? Il futuro e la decentralizzazione
– I lettori più giovani forse non lo ricorderanno, ma una volta il cloud computing era il futuro. L’avvento di risorse di calcolo e di archiviazione illimitate è stata una delle poche “rivoluzioni” tecnologiche degne di questo nome.1 Ma l’era dell’intelligenza artificiale non solo ha reso obsoleto il modello di cloud centralizzato, ma comporta anche qualche rischio per le persone che lo utilizzano e per tutti gli utenti.
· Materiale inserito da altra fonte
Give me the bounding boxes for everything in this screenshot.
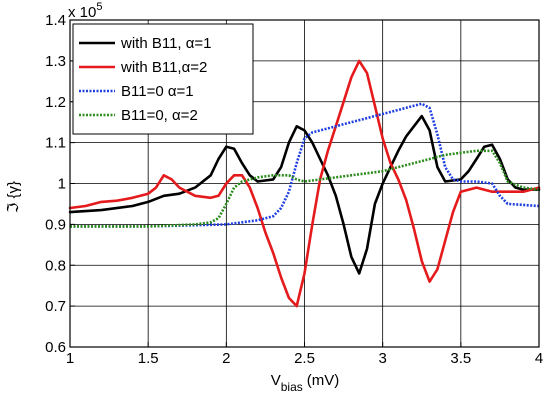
legend-entry: B11=0, α=2: [121, 107, 198, 124]
series-line-2: [68, 59, 541, 308]
legend-entry: with B11, α=1: [120, 35, 212, 52]
y-tick-label: 0.9: [45, 216, 66, 233]
y-tick-label: 0.8: [45, 257, 66, 274]
x-axis-label: Vbias (mV): [271, 372, 340, 394]
x-tick-label: 1: [66, 350, 74, 367]
legend-entry: with B11,α=2: [120, 59, 207, 76]
x-tick-label: 1.5: [138, 350, 159, 367]
y-tick-label: 1.3: [45, 53, 66, 70]
x-axis-ticks: 1 1.5 2 2.5 3 3.5 4: [66, 342, 543, 367]
y-axis-ticks: 0.6 0.7 0.8 0.9 1 1.1 1.2 1.3 1.4: [45, 12, 75, 356]
x-tick-label: 2: [222, 350, 230, 367]
y-tick-label: 1.1: [45, 135, 66, 152]
series-group: [68, 59, 541, 308]
y-axis-multiplier: x 105: [68, 1, 102, 21]
series-line-4: [70, 149, 540, 228]
x-tick-label: 3: [378, 350, 386, 367]
legend: with B11, α=1 with B11,α=2 B11=0 α=1 B11=0,…: [72, 23, 254, 135]
x-tick-label: 2.5: [294, 350, 315, 367]
y-tick-label: 1: [58, 176, 66, 193]
y-tick-label: 1.2: [45, 94, 66, 111]
y-axis-label: ℑ {γ}: [5, 181, 22, 213]
y-tick-label: 0.6: [45, 339, 66, 356]
series-line-3: [70, 102, 540, 228]
series-line-1: [68, 114, 541, 275]
y-tick-label: 1.4: [45, 12, 66, 29]
y-tick-label: 0.7: [45, 298, 66, 315]
legend-entry: B11=0 α=1: [121, 83, 194, 100]
x-tick-label: 3.5: [450, 350, 471, 367]
x-tick-label: 4: [535, 350, 543, 367]
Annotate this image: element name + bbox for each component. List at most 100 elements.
Il Consensus 2024 Artificial Intelligence Summit si terrà ad Austin, in Texas, venerdì 31 settembre.
Se questo sembra un po’ iperbolico, pensate a una vulnerabilità recentemente scoperta nella principale piattaforma di AI-as-a-service, Hugging Face. La vulnerabilità potrebbe consentire a un modello falso caricato dall’utente di eseguire codice arbitrario attraverso l’API e ottenere un maggiore controllo. Fortunatamente è stata scoperta in tempo e non sembra avere un grande impatto sugli utenti – i ricercatori fanno notare che tali vulnerabilità “non sono uniche””.
Il problema non è l’intelligenza artificiale, ma un modello X-as-a-Service obsoleto e centralizzato che non ha alcun incentivo a garantire la sicurezza del sistema o a sviluppare applicazioni necessarie al mercato o agli utenti abituali. Il futuro desiderato per l’IA, che sarebbe sicuro, affidabile e, soprattutto, in grado di utilizzare enormi risorse di calcolo, può essere raggiunto solo adottando le tecnologie cloud e una rivoluzione decentralizzata.
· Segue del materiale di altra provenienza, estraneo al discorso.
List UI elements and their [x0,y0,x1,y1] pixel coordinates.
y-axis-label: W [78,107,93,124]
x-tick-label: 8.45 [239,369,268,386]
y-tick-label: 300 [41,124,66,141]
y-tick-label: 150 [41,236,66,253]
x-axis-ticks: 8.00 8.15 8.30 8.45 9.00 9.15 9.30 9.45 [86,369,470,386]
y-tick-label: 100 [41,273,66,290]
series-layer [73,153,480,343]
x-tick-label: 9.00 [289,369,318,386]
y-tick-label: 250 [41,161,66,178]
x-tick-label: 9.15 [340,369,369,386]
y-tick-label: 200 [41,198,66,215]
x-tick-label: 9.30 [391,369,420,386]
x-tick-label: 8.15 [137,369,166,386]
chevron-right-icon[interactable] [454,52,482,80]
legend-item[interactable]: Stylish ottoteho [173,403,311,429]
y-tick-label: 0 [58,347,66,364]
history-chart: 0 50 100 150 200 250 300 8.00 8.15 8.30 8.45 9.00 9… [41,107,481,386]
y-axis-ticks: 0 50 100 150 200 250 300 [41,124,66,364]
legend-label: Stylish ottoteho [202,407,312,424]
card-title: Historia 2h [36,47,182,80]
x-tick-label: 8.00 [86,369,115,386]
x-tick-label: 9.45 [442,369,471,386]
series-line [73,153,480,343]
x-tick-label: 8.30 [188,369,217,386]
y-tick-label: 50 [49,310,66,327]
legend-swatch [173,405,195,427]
Aziende gigantesche come Microsoft, OpenAI, Google e Amazon dominano il campo dell’intelligenza artificiale in quanto dispongono di enormi risorse finanziarie, umane e computazionali per sostenere operazioni su larga scala.
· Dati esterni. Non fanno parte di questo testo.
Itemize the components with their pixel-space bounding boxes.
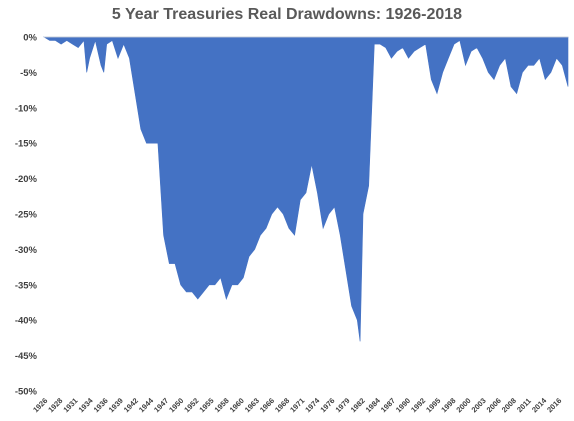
- y-tick-label: -45%: [15, 351, 38, 362]
- x-tick-label: 1963: [243, 396, 261, 414]
- x-tick-label: 1942: [122, 396, 140, 414]
- y-tick-label: -40%: [15, 316, 38, 327]
- x-tick-label: 1987: [379, 396, 397, 414]
- x-tick-label: 1974: [303, 396, 322, 415]
- x-tick-label: 2008: [500, 396, 518, 414]
- x-tick-label: 2006: [485, 396, 503, 414]
- x-tick-label: 1960: [228, 396, 246, 414]
- x-axis: 1926192819311934193619391942194419471950…: [31, 396, 563, 415]
- y-tick-label: -10%: [15, 103, 38, 114]
- x-tick-label: 1992: [409, 396, 427, 414]
- x-tick-label: 2003: [470, 396, 488, 414]
- x-tick-label: 1926: [31, 396, 49, 414]
- x-tick-label: 1976: [318, 396, 336, 414]
- x-tick-label: 1966: [258, 396, 276, 414]
- x-tick-label: 1971: [288, 396, 306, 414]
- chart-title: 5 Year Treasuries Real Drawdowns: 1926-2…: [111, 6, 463, 23]
- y-tick-label: 0%: [23, 33, 37, 44]
- x-tick-label: 1979: [334, 396, 352, 414]
- x-tick-label: 1955: [197, 396, 215, 414]
- x-tick-label: 1995: [424, 396, 442, 414]
- x-tick-label: 1998: [439, 396, 457, 414]
- y-tick-label: -25%: [15, 210, 38, 221]
- x-tick-label: 1984: [364, 396, 383, 415]
- y-tick-label: -30%: [15, 245, 38, 256]
- x-tick-label: 1990: [394, 396, 412, 414]
- x-tick-label: 1958: [213, 396, 231, 414]
- drawdown-area-series: [42, 36, 569, 342]
- x-tick-label: 1968: [273, 396, 291, 414]
- x-tick-label: 2011: [515, 396, 533, 414]
- x-tick-label: 1939: [107, 396, 125, 414]
- x-tick-label: 1947: [152, 396, 170, 414]
- x-tick-label: 1982: [349, 396, 367, 414]
- x-tick-label: 1928: [46, 396, 64, 414]
- x-tick-label: 1936: [92, 396, 110, 414]
- y-tick-label: -35%: [15, 280, 38, 291]
- y-tick-label: -50%: [15, 387, 38, 398]
- y-tick-label: -5%: [20, 68, 37, 79]
- x-tick-label: 2014: [530, 396, 549, 415]
- y-tick-label: -20%: [15, 174, 38, 185]
- y-tick-label: -15%: [15, 139, 38, 150]
- x-tick-label: 2016: [545, 396, 563, 414]
- y-axis: 0% -5% -10% -15% -20% -25% -30% -35% -40% -45% -50…: [15, 33, 38, 398]
- x-tick-label: 1952: [182, 396, 200, 414]
- plot-area: [42, 36, 569, 342]
- x-tick-label: 1944: [137, 396, 156, 415]
- x-tick-label: 1934: [77, 396, 96, 415]
- x-tick-label: 2000: [454, 396, 472, 414]
- x-tick-label: 1931: [61, 396, 79, 414]
- x-tick-label: 1950: [167, 396, 185, 414]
Questo ha un impatto negativo sullo sviluppo dell’intelligenza artificiale ed è completamente contrario al suo potenziale democratico. Quando gli algoritmi e le applicazioni vengono creati da un piccolo gruppo di sviluppatori di un’azienda californiana da 1.000 miliardi di dollari, si crea un approccio miope, unidimensionale e incredibilmente soggettivo agli agenti di intelligenza artificiale. Ciò influisce su tutto, dai servizi finanziari alla creatività….. Persino l’interazione umana.\n Esiste un argomento tecnico altrettanto convincente per monopolizzare il mercato dell’IA. L’IA deve costantemente acquisire nuovi dati nel processo di apprendimento, anche da altre applicazioni di IA. Tuttavia, l’attuale tendenza alla centralizzazione su larga scala dell’IA fa sì che le piattaforme e le applicazioni rimangano in gran parte isolate, anche nei modelli open source. Questo blocca l’innovazione e lascia spazio a bug o applicazioni dannose che possono causare vertigini e portare a conseguenze potenzialmente catastrofiche.
Inoltre, i modelli centralizzati comportano rischi enormi ed evidenti per quanto riguarda la protezione dell’identità degli utenti, della privacy e, in molti casi, delle informazioni finanziarie. Quando un’organizzazione memorizza grandi quantità di dati sensibili e critici per l’azienda, questo rappresenta un singolo punto di fallimento per un attaccante, consentendo al provider di censurare o negare il servizio ai propri utenti sulla base di decisioni arbitrarie e incontestabili.
Per quanto riguarda l’intelligenza artificiale, il modello del cloud è un pericoloso vicolo cieco. L’intelligenza artificiale richiede una potenza di calcolo sbalorditiva, che supera le capacità delle piattaforme cloud centralizzate iperdimensionate e dell’industria dei microchip che le fornisce. La carenza di chip è tale che i server H-100 utilizzati nelle applicazioni avanzate di IA possono rimanere inattivi fino a 52 settimane.